Summary: Because an employer didn’t replace a safety lanyard according to the schedule recommended by the device’s manufacturer, the equipment failed at a critical moment and sent an unsuspecting employee tumbling to his death.
The incident: When Scott Lewis accepted a job as a zip line instructor at Stowe Mountain Resort, Stowe, VT, he was overjoyed to be able to spend most of his time outdoors, which is where he loved to be.
Lewis was on the zip line one day speeding along at 82 miles per hour toward the bottom of the run, where he was supposed to meet some guests. Without warning, his lanyard failed, and Lewis was thrown from the zip line. He hit the decking of a cable bollard located at the bottom of the run.
The response: Coworkers raced over to help Lewis. They found him underneath the zip line’s platform with his helmet off and his harness ripped. Someone administered CPR, but Lewis was badly hurt and was soon declared dead.

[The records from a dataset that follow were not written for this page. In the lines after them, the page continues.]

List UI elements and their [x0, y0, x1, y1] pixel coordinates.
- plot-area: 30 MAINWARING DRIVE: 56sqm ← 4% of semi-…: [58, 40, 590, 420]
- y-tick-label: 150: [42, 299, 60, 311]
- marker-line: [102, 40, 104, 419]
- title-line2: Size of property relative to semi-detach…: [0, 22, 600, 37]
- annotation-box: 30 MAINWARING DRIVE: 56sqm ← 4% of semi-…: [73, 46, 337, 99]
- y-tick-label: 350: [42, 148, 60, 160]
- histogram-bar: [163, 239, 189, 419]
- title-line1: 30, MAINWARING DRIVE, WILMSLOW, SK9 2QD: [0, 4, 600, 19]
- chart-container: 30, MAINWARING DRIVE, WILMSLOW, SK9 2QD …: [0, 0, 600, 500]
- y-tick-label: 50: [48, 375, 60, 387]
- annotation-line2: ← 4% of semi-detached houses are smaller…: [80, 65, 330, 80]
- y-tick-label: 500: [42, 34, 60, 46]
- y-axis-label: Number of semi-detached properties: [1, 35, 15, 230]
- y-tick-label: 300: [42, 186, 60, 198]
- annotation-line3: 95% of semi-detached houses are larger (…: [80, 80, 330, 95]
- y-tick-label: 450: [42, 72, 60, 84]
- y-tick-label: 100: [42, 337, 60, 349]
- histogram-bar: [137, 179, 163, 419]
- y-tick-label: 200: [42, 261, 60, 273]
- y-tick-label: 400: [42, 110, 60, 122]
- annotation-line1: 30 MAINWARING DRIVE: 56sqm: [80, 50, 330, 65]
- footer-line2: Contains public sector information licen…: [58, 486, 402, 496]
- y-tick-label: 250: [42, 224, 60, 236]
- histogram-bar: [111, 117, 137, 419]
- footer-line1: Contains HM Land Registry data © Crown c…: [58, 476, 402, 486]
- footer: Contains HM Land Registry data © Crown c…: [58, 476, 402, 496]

The aftermath: Lewis, 53, left behind his wife and three boys. His wife, Molly Lewis, has filed a lawsuit against Vail Resorts, the owner of Stowe Mountain Resort. The lawsuit alleges that the company’s negligence caused her husband’s death.
The lawsuit cites a report from the Vermont Occupational Safety and Health Administration, which found that Vail didn’t replace the lanyard every year, as recommended by the lanyard’s manufacturer. In fact, the equipment that failed and caused Lewis’s death had been in service for more than three years.
“Unlike most of us,” reads Lewis’s obituary, “Scott had become the person he wanted to be. He was doing what he loved, raising the kids he loved in the mountains he loved. He was happy.”